I need Your help, God. I don’t even have the strength to ask for it as fully as I should. I know I’m not even strong enough to admit how much I need Your help. And I’m not strong enough to stay committed to it, either. I’m afraid I’ll give up in 10 minutes or less. I’m afraid I won’t see it. I’m afraid I’ll stop caring again, or get annoyed again, or feel defeated again. And I’ll give up and I’ll give in. I hate it. That’s not how I want to be. Not truly.

So, I need Your help. Again.

8 thoughts on “Starting line”

  1. I could say a lot of these same things about myself. Ergh…humanity.

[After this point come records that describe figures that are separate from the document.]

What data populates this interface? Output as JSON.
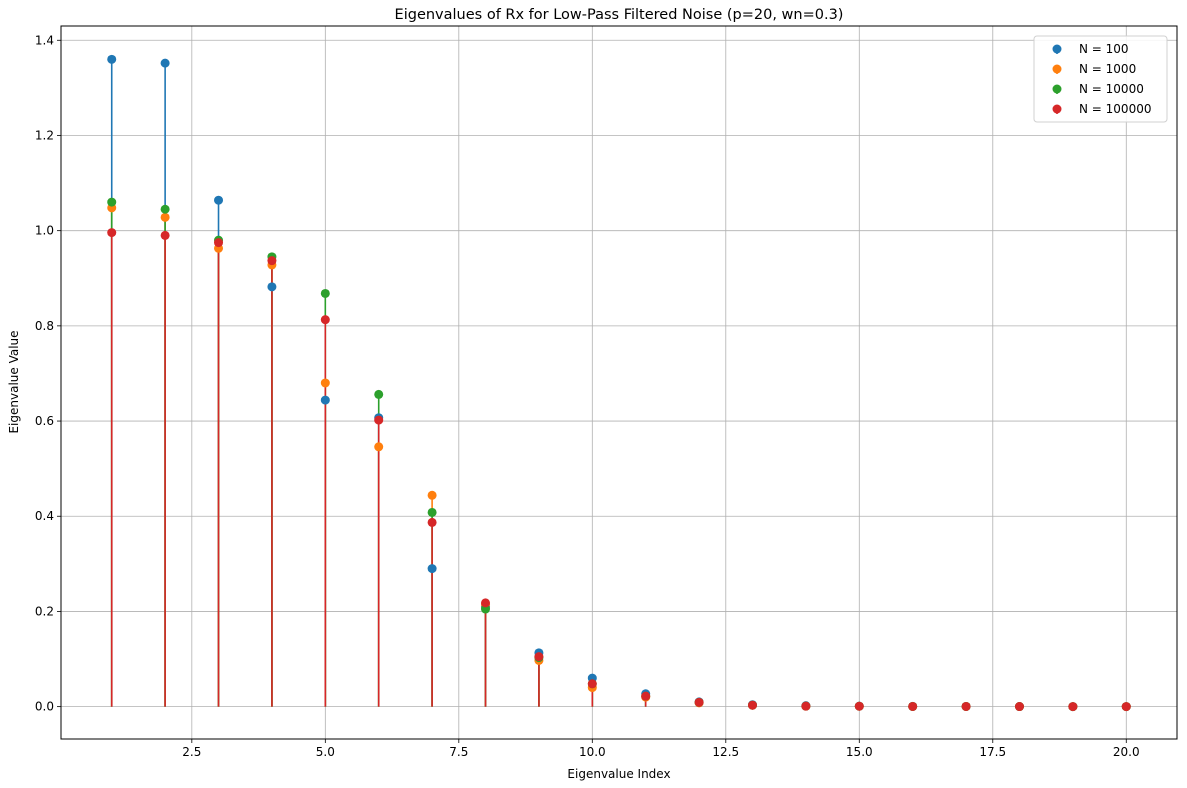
{
  "chart_data": {
    "type": "stem",
    "title": "Eigenvalues of Rx for Low-Pass Filtered Noise (p=20, wn=0.3)",
    "xlabel": "Eigenvalue Index",
    "ylabel": "Eigenvalue Value",
    "xlim": [
      0.05,
      20.95
    ],
    "ylim": [
      -0.068,
      1.43
    ],
    "xticks": [
      2.5,
      5.0,
      7.5,
      10.0,
      12.5,
      15.0,
      17.5,
      20.0
    ],
    "xtick_labels": [
      "2.5",
      "5.0",
      "7.5",
      "10.0",
      "12.5",
      "15.0",
      "17.5",
      "20.0"
    ],
    "yticks": [
      0.0,
      0.2,
      0.4,
      0.6,
      0.8,
      1.0,
      1.2,
      1.4
    ],
    "ytick_labels": [
      "0.0",
      "0.2",
      "0.4",
      "0.6",
      "0.8",
      "1.0",
      "1.2",
      "1.4"
    ],
    "grid": true,
    "legend_position": "top-right",
    "x": [
      1,
      2,
      3,
      4,
      5,
      6,
      7,
      8,
      9,
      10,
      11,
      12,
      13,
      14,
      15,
      16,
      17,
      18,
      19,
      20
    ],
    "series": [
      {
        "name": "N = 100",
        "color": "#1f77b4",
        "values": [
          1.36,
          1.352,
          1.064,
          0.882,
          0.644,
          0.607,
          0.29,
          0.21,
          0.113,
          0.06,
          0.027,
          0.01,
          0.004,
          0.002,
          0.001,
          0.0005,
          0.0003,
          0.0002,
          0.0001,
          5e-05
        ]
      },
      {
        "name": "N = 1000",
        "color": "#ff7f0e",
        "values": [
          1.048,
          1.028,
          0.963,
          0.928,
          0.68,
          0.546,
          0.444,
          0.215,
          0.097,
          0.04,
          0.02,
          0.008,
          0.003,
          0.001,
          0.0008,
          0.0004,
          0.0003,
          0.0002,
          0.0001,
          5e-05
        ]
      },
      {
        "name": "N = 10000",
        "color": "#2ca02c",
        "values": [
          1.06,
          1.045,
          0.98,
          0.945,
          0.868,
          0.656,
          0.408,
          0.205,
          0.103,
          0.048,
          0.022,
          0.009,
          0.003,
          0.001,
          0.0008,
          0.0004,
          0.0003,
          0.0002,
          0.0001,
          5e-05
        ]
      },
      {
        "name": "N = 100000",
        "color": "#d62728",
        "values": [
          0.996,
          0.99,
          0.975,
          0.937,
          0.813,
          0.602,
          0.387,
          0.218,
          0.105,
          0.048,
          0.022,
          0.009,
          0.003,
          0.001,
          0.0008,
          0.0004,
          0.0003,
          0.0002,
          0.0001,
          5e-05
        ]
      }
    ]
  }
}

    I do believe…that knowing that you aren’t especially strong is a good place to be. (“Awfully small and not as strong as we think we are,” in the words of Rich Mullins.) It’s the thinking otherwise that gets a person into trouble. I think…that if you just keep walking with Jesus everyday that the opportunities for service will come as he brings them and has prepared you for them. Keep hoping for that in joyful expectation. I admire your courage to keep moving forward.

  2. Brad,
    We all have to “start over” in our lives at times. Our circumstances change and we’re left with, ” now what”? For me, it was retirement. My job as a CT tech gave me a mission field, a purpose, an identity. When I retired 2 years ago, I wandered around, each day asking God, ” What can I do now? I feel so useless”. Then I got serious with my relationship with God. No more, read my Bible plan, check, and I’m done for the day. Due to some pretty inspiring messages at church, I started having my own devotional time with God every morning! I’m retired…what excuse did I have? Praying for over 10 lost people that need Jesus. Looking for opportunities to witness and serve. Since I’ve been doing this, the Lord has blessed me mightily! My daughter-in-law came to Jesus in the past few months, because God was making me bold for Him and I was having life conversations with her! I’ve been mentoring a friend who is suffering from a husband who left her with 3 children and is still recovering from a very serious stroke. We have built a bond and I’ve been praying that God would give me the words, because I always forget the Bible verses and give me a boldness to give her the Gospel message. In other words, Brad, I went to God, repented that I wasn’t seeking Him and His will more, and I see fruit where I never had it before! More than I ever had even while working! Brad, you are a very gifted man, and I can see you doing great things for God! Your opening verse about seeking Him first is the key, and I think God will surely show you where He needs you and how He can use you. Take your life experiences and use them to help others to say, “it is well with my soul”. Im sure God will lead you to where he wants you. May I recommend you download the Chip Ingram app to you phone and listen to his series, (un) Stuck. He is so full of wisdom and I’ve learned a lot from listening to his messages. Anyway, sorry to be so lengthy , but you have So Much potential for the church and I can’t wait to see where God leads you!
    Barb

  3. I have had these exact same thoughts! I lost my (what would have been) future husband to cancer two years ago and have been really struggling with the emotions and loneliness I’ve felt since. I fear that another relationship will be snatched from me, but I know it is just the enemy trying to keep me stuck. Thank you for your post, I hope to meet you at the conference as I see you are one of the speakers.

  4. I know this struggle too well. Ringing in my ears constantly is “I want more of God at any cost” but then I do things that don’t line up…and sometimes I feel like I can’t break free of the cycle. A good place to start, I’ve found, is being in His presence. (Although the very thing my heart longs for – His presence – all too often, I save until all my chores are done, then I’m too tired) But I have to believe there is hope to break out of the cycle, as I need it myself.